Coming from a childhood where I was raised in a rather low-income neighborhood, it was hard not to notice and absorb my surroundings. My neighborhood was considered part of the “ghetto” within Burlington Township, and it wasn’t surprising that it was populated mainly by blacks and other minorities. At a young age I was completely aware of the divide between the residents of where I lived, and the wealthier white residents who lived on the other side of town where it was deemed more desirable. Due to my own personal experience, I found that it was easier for me to connect to and understand the struggles that the residents of Atlantic City face. However, the residents of this community have faced more challenges than I ever did, and they still do currently.

Being able to get a personal account of the golden days and current life within the city was a wonderful opportunity. My group got the chance to interview Shelee, who is currently a resident in Atlantic City, but was born and raised in Cumberland County. Shelee came to work within the city 1985 and considers herself to be an active resident within the community. She began with a story of how she brought her friend to Revel, a currently closed casino, during its opening year. She remembered how gorgeous and sophisticated the casino was, and described the atmosphere as being lively for many people who inhabited the boardwalks.

Contrasting to Revel in the present-day, she now describes it as lackluster, rundown, and nothing but a shell along with many other casinos that have shut down. Many of these areas have become desolate where businesses and casinos used to thrive. Now, all of it only reminds her of the massive loss and devastation that followed after the closings. “People who’ve worked for 30 years may be able to get a job now in one of the casinos that are open, but they’ve lost their seniority, which means they’ve lost the finances to live the lifestyles they are accustomed to living,” stated Shelee. Many of these people had to sell their homes in order to stay afloat. She noticed many for sale signs on home properties within the Galloway area within the past year or so.

In order to understand the changes that occur within Atlantic City, Shelee stays informed through work, reading newspapers, and regularly attending meetings at churches (specifically focusing on the Takeover bill, that was passed). Regarding the Takeover bill, Shelee said that the most profound thing she has heard was someone’s concern about how silent the casinos were when it passed. She believes that the casinos have a significant stake within the county, and is convinced that the casinos that are open and operating are secretly gaining from this move. It is expected that they would suffer losses due to it. She insisted that they would’ve been quite vocal towards the press about the situation. Out of curiosity, Shelee was asked if she believes there is anyone specific who can help or harm the county/Atlantic city significantly. Immediately, she stated that it would be the governor of Atlantic City and Trump.

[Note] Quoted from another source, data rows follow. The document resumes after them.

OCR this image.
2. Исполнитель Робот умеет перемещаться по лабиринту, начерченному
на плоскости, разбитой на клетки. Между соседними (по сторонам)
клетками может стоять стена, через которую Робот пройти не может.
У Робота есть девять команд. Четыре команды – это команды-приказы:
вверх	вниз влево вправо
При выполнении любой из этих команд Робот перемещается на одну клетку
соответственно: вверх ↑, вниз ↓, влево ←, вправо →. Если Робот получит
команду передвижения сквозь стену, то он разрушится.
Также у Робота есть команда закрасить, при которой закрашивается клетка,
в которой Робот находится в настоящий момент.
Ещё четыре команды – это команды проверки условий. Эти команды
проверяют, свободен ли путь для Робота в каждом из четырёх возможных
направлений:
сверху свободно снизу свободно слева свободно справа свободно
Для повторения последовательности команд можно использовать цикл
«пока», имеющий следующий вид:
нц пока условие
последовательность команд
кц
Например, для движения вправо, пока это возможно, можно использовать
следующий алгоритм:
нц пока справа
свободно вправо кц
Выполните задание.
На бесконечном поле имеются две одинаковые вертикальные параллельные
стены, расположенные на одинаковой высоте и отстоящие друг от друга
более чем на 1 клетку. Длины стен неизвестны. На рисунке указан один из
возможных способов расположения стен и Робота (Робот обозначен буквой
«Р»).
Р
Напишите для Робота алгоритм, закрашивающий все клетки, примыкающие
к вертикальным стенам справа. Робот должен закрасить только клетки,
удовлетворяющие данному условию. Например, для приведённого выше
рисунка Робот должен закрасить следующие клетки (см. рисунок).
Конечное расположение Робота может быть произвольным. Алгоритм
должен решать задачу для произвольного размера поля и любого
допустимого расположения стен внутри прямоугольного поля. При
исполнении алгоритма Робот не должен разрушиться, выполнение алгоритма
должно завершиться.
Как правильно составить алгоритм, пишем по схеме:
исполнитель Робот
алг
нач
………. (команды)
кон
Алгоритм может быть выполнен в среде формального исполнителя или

When asked if she felt she had say in the county and city, Shelee was hesitant at first. “I feel like I have to say. I don’t know if I have a say, but I have to say,” she implied. She finds that presence at council meetings is important, and that there is power in numbers; especially, within the younger population. Her hesitation also stemmed from her mistrust of the state and local government. Shelee had voted for Christy in the first election, in hopes of change after losing trust in the government beforehand when they shut down Atlantic City twice. However, her trust was broken again after Christy’s involvement in the George Washington bridge scandal and his refusal of a bill that dealt with women receiving equal pay.

Regarding the future of the city, Shelee believes that if the county officials are able to persuade the committee to promote activities other than the casinos, it can be bright. She has hope that outside entities can bring blessings to the community, as long as they don’t displace locals. Relating to the relationship between power and interactions, Atlantic City residents face the challenge of getting higher officials to understand and consider their point of views. As discussed in class, deindustrialization and the erosion of the social safety net, such as an increased concentration of poverty, increased crime, or loss of jobs leads to a sense of mistrust between residents and those of power who have a significant impact on how their community is shaped and used (Jackson & Jones 2012).